Uma recente revisão de meta-análises com foco na relação dos alimentos ultraprocessados a condições adversas para a saúde humana repercutiu na mídia, com a afirmação de que esses alimentos estão diretamente associados a 32 doenças e sua ingestão aumenta em 50% o risco de morte relacionada a doenças cardiovasculares.
Como consumidor, fica difícil não se espantar com esse estudo considerando a relação direta de causa e efeito, mas, com a experiência de meio século como pesquisador científico do ITAL – Instituto de Tecnologia de Alimentos, da Secretaria de Agricultura e Abastecimento do Governo do Estado de São Paulo, pondero alguns pontos importantes.
O estudo Ultra-processed food exposure and adverse health outcomes: umbrella review of epidemiological meta-analyses, aceito em 19 de janeiro pelo periódico The BMJ, identificou 430 artigos duplicados e acabou levando em consideração 12 estudos de meta-análise com 45 análises agrupadas. Os alimentos abrangidos são aqueles considerados ultraprocessados pela classificação NOVA.
Os alimentos ultraprocessados são realmente os vilões?
No artigo, esses alimentos são descritos como “ampla gama de produtos prontos para comer, incluindo snacks, refrigerantes, macarrão instantâneo e refeições prontas”, sendo considerados “formulações industriais compostas basicamente por substâncias químicas modificadas extraídas de alimentos, com aditivos que melhoram gosto, sabor, textura, aparência e duração e quase nenhuma inclusão de alimento integral”.
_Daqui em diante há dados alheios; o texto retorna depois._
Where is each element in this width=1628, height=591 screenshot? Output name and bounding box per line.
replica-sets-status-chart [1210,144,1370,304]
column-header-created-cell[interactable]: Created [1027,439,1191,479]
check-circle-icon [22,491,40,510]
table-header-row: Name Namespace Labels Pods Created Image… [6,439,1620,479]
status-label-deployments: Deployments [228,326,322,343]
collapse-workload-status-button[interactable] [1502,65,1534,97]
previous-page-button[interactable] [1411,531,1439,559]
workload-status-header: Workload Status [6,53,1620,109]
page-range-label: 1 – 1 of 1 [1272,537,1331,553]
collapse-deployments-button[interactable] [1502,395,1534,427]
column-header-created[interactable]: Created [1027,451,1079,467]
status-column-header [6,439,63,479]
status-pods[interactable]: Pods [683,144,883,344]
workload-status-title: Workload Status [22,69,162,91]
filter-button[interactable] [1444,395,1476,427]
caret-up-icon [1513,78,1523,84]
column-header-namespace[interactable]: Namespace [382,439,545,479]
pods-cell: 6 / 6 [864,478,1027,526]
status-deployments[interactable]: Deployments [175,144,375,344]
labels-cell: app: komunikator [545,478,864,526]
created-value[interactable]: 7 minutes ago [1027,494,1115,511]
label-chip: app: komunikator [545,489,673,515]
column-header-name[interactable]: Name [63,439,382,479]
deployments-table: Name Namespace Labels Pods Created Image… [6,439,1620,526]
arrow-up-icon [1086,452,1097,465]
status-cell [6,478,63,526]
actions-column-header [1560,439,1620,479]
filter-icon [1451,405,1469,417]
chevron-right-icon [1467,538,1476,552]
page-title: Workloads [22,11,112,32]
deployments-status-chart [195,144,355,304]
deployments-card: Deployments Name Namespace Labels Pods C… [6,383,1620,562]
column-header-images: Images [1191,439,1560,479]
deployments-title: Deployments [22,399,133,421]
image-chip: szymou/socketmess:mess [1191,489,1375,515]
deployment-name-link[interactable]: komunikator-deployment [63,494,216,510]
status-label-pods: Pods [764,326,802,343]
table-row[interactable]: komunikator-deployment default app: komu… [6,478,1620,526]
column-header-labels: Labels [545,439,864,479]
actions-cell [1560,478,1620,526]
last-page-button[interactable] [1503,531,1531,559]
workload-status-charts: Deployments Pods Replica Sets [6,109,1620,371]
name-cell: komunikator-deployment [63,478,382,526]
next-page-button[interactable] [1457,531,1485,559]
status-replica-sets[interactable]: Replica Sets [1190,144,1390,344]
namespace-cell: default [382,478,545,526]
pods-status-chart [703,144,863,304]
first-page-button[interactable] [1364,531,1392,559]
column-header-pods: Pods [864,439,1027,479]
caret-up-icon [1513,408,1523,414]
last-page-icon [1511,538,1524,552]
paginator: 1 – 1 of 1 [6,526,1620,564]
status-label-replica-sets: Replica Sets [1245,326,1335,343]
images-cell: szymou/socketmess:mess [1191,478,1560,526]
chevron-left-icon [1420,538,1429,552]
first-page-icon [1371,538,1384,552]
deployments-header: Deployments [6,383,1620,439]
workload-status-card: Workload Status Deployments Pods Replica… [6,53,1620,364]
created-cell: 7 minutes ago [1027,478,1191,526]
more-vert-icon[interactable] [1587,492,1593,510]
Nas divulgações na imprensa, a descrição variou entre “pães, cereais matinais, lanches e refeições congeladas que foram fabricados industrialmente com sabores e aditivos para torná-los mais agradáveis”, conforme publicou a Folha de S. Paulo, “formulações industriais basicamente feitas de substâncias quimicamente modificadas derivadas de alimentos e preparadas com sabor, textura, aparência e durabilidade aprimorados”, segundo matéria do Nutrition Insight.
Aliás, tal matéria destacou a fala do bioquímico e docente Wartin Warren, do Quadram Institute, no Reino Unido, que o artigo “reforça o que nós sabemos há algum tempo, que, em geral, certos alimentos ultraprocessados são ruins para a saúde humana”. Essa e outras reações de especialistas foram publicadas pelo Science Media Centre pouco mais de um mês após o estudo ter sido aprovado.
O também bioquímico e docente do Reino Unido Gunter Kuhnle, doutor em ciências naturais da University of Reading, ponderou que “os autores admitem que os dados não permitem estabelecer causalidade e que devem haver outras razões além dos alimentos ultraprocessados que possam explicar os resultados”. Complementou ainda que “a qualidade da evidência que relaciona ingestão de alimento ultraprocessado e condições adversas de saúde é fraca”, sendo considerada de nível baixo e muito baixo pelo sistema GRADE.
Diretor de Análise Química do Departamento de Ciência dos Alimentos e Nutrição, Kuhnle também lembrou que o release divulgado à imprensa menciona forte relação desses alimentos com doenças, enquanto na verdade é moderada. Outro dado considerado fraco pelo especialista é a relação de aditivos como corantes, emulsificantes e adoçantes a desequilíbrio na microbiota intestinal e inflamações sistêmicas, pois nenhum deles são atualmente aceitos pelo sistema regulatório do Reino Unido e da União Europeia. Inclusive há emulsificantes considerados que são amplamente empregados em estudos com animais, não representando o consumo humano.
De minha parte, avalio que tem havido muita repercussão “polêmica” a respeito dos estudos com manchetes chamativas: não é bem o que está escrito no título. Considerando a necessidade de garantia da segurança alimentar, é preciso cautela em colocações negativas e positivas a respeito dos alimentos. Cabe lembrar que os chamados “ultraprocessados” não chegam a representar um terço da dieta em países como Colômbia (16%) e México (30%), conforme indicou a matéria do Nutrition Insight.